Today in 1879, Constantin Fahlberg accidentally discovers the artificial sweetener saccharin.

Fahlberg was researching coal tar compounds, particularly benzoic sulfimide, at Johns Hopkins University when he made his discovery - by accident. While working in his laboratory, Fahlberg noticed the sweet taste of saccharin after he forgot to wash his hands before eating dinner. He noticed that the bread he was eating tasted unusually sweet and realized that the sweetness came from a chemical he had been working with in the lab - “I had discovered or made some coal tar substance which “out-sugared sugar".


He named the compound Saccharin, derived from the Greek word "sakcharon," meaning sugar. It was found to be around 300 times sweeter than sugar, heat stable, is excreted rapidly in the urine and does not accumulate in the body. Obtaining patents for its synthesis, Fahlberg started to produce and market it, subsequently becoming very wealthy.

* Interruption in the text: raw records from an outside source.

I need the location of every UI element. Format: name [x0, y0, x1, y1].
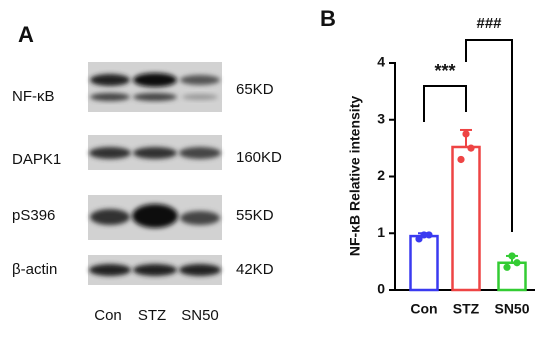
y-tick-label: 2: [377, 167, 385, 183]
protein-label: β-actin: [12, 261, 57, 278]
bar: [497, 261, 527, 292]
y-tick-label: 0: [377, 281, 385, 297]
x-tick-label: SN50: [494, 301, 529, 317]
blot: [88, 62, 222, 285]
significance-bracket: [423, 39, 513, 232]
annotation: ***: [434, 61, 455, 81]
panel-label: A: [18, 22, 34, 47]
size-label: 160KD: [236, 149, 282, 166]
data-point: [508, 252, 516, 260]
panel-label: B: [320, 6, 336, 31]
data-point: [503, 263, 511, 271]
size-label: 42KD: [236, 261, 274, 278]
size-label: 65KD: [236, 81, 274, 98]
y-tick-label: 3: [377, 110, 385, 126]
y-tick-label: 4: [377, 54, 385, 70]
protein-label: DAPK1: [12, 151, 61, 168]
bar: [409, 234, 439, 292]
annotation: ###: [476, 15, 502, 32]
y-axis-label: NF-κB Relative intensity: [347, 96, 363, 256]
data-point: [457, 155, 465, 164]
size-label: 55KD: [236, 207, 274, 224]
data-point: [425, 231, 433, 239]
data-point: [415, 235, 423, 243]
x-tick-label: Con: [410, 301, 437, 317]
data-point: [513, 259, 521, 267]
data-point: [462, 130, 470, 138]
lane-label: Con: [94, 307, 122, 324]
y-tick-label: 1: [377, 224, 385, 240]
data-point: [420, 231, 428, 239]
protein-label: pS396: [12, 207, 55, 224]
x-tick-label: STZ: [453, 301, 480, 317]
protein-label: NF-κB: [12, 88, 55, 105]
bar: [451, 145, 481, 292]
data-point: [467, 144, 475, 152]
lane-label: SN50: [181, 307, 219, 324]
lane-label: STZ: [138, 307, 166, 324]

The Molecular Structure of Saccharin

In 1906, a saccharin ban was proposed in the USA. The story goes that Theodore Roosevelt was told that it might be harmful to his health. The proposed ban was scuppered when the less than svelte Teddy Roosevelt, an avid coffee drinker, declared, “Anyone who says saccharin is injurious to health is an idiot.” A nice story but there is, however, no evidence to support this claim, and it is unlikely that Roosevelt played a direct role in the regulation of saccharin.


Saccharin’s use became common during World War I due to the shortage of sugar and in the 1960s, it began to be promoted for weight loss since it has no nutritional value. In 1979, Saccharin was temporarily banned in the UK due to concerns over its safety. At the time there was some evidence, from a study on rats, to suggest that saccharin might be linked to an increased risk of bladder cancer. Dutifully, the UK government banned the use of saccharin in certain products, including soft drinks. In 1980, the ban was lifted after further studies failed to find a conclusive link between saccharin and cancer in humans.


Saccharin is currently produced from methyl anthranilate, a substance occurring naturally in grapes. Because of its bitter after taste (there had to be a downside!), it is mostly used in combination with other sweeteners.